Un altro giorno da dimenticare per i pendolari dell'area Parco che, per motivi di lavoro o di studio, devono raggiungere quotidianamente Alto Sangro e Marsica. Un numero consistente tenendo conto che i tre mezzi che collegano Pescasseroli a Castel di Sangro trasporta complessivamente 150 pendolari al giorno, gli altri due, diretti ad Avezzano un'ottantina. L'odissea dei passeggeri è iniziata prestissimo. Il primo mezzo pubblico è partito alle 5,15 ignaro dell'attacco vandalico subito. La corriera è riuscita a percorrere solo pochi chilometri poi è stata costretta a fermarsi. Solo grazie all'intervento dell'autista il guasto è stato riparato, ma ci sono voluti più di 40 minuti prima di riprendere il viaggio. Stesso destino per gli altri 4 mezzi che hanno accumulato più di un'ora e mezza di ritardo sulla tabella di marcia. «Per i vandali non è stato difficile agire» spiega Nino Palumbo della Cisl, «i mezzi vengono parcheggiati in un piazzale, messo a disposizione dal Comune, accessibile a tutti». Non è il primo atto vandalico che viene messo a segno ai danni dei mezzi dell'Arpa. Due mesi fa alcuni balordi se la presero con gli pneumatici delle corriere. Gli autisti arrivati sul posto trovarono tutte le gomme sgonfie. Anche in quella occasione prima di mettere i pullman in marcia passò più di un'ora.
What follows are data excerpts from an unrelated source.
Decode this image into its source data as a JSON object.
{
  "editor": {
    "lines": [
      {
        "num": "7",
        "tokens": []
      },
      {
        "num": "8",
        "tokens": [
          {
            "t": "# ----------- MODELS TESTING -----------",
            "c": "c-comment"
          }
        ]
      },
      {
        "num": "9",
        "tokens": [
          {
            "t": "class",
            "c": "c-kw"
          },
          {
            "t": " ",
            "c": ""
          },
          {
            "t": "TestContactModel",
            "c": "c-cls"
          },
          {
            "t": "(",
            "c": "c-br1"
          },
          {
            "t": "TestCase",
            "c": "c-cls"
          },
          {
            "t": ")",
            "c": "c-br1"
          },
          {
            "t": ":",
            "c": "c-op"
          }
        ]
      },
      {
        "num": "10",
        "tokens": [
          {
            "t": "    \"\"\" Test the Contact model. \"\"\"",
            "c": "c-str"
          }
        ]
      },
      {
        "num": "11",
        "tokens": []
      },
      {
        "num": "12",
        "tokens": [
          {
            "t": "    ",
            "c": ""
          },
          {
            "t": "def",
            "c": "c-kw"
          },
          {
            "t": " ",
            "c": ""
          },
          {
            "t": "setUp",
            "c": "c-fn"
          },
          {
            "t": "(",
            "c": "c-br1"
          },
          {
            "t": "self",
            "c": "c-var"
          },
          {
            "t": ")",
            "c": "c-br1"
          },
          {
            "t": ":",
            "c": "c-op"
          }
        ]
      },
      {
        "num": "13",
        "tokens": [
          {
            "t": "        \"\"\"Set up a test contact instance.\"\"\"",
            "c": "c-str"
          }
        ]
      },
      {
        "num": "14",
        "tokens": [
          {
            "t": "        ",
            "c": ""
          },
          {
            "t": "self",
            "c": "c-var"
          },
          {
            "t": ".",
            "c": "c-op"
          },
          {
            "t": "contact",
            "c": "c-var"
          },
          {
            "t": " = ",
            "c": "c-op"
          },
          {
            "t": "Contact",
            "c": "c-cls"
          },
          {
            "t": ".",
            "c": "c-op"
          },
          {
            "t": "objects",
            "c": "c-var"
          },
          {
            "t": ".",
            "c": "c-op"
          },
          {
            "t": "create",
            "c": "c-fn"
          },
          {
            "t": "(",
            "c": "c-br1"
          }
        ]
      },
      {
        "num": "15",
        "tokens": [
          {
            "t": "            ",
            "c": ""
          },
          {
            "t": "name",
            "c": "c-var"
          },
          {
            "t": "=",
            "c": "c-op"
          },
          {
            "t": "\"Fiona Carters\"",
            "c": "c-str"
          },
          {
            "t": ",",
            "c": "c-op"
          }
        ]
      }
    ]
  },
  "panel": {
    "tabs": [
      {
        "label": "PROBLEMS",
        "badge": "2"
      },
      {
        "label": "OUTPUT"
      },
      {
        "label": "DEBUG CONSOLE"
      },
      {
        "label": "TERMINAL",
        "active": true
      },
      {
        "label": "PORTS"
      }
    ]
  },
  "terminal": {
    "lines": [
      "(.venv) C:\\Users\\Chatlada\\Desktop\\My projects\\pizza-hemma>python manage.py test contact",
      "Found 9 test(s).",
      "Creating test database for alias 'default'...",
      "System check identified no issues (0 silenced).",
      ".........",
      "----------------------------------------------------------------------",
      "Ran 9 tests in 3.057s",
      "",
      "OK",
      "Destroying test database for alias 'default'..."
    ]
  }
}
«Non crediamo che si tratti di gesti sconsiderati messi in atto da studenti» sottolinea il sindacalista-autista «pensiamo che a colpire, in modo mirato, siano persone adulte. Entrare nel vano motore e riuscire a scollegare il sistema idraulico per costringere i pullman a fermarsi non è una impresa semplice. Bisogna avere delle cognizioni meccaniche specifiche. Per evitare disagi ai pendolari e danni maggiori ai mezzi» conclude il sindacalista «chiediamo al sindaco Nunzio Finamore di recintare l'area del parco-bus e di metterla in sicurezza anche attraverso l'installazione di videocamere di sorveglianza».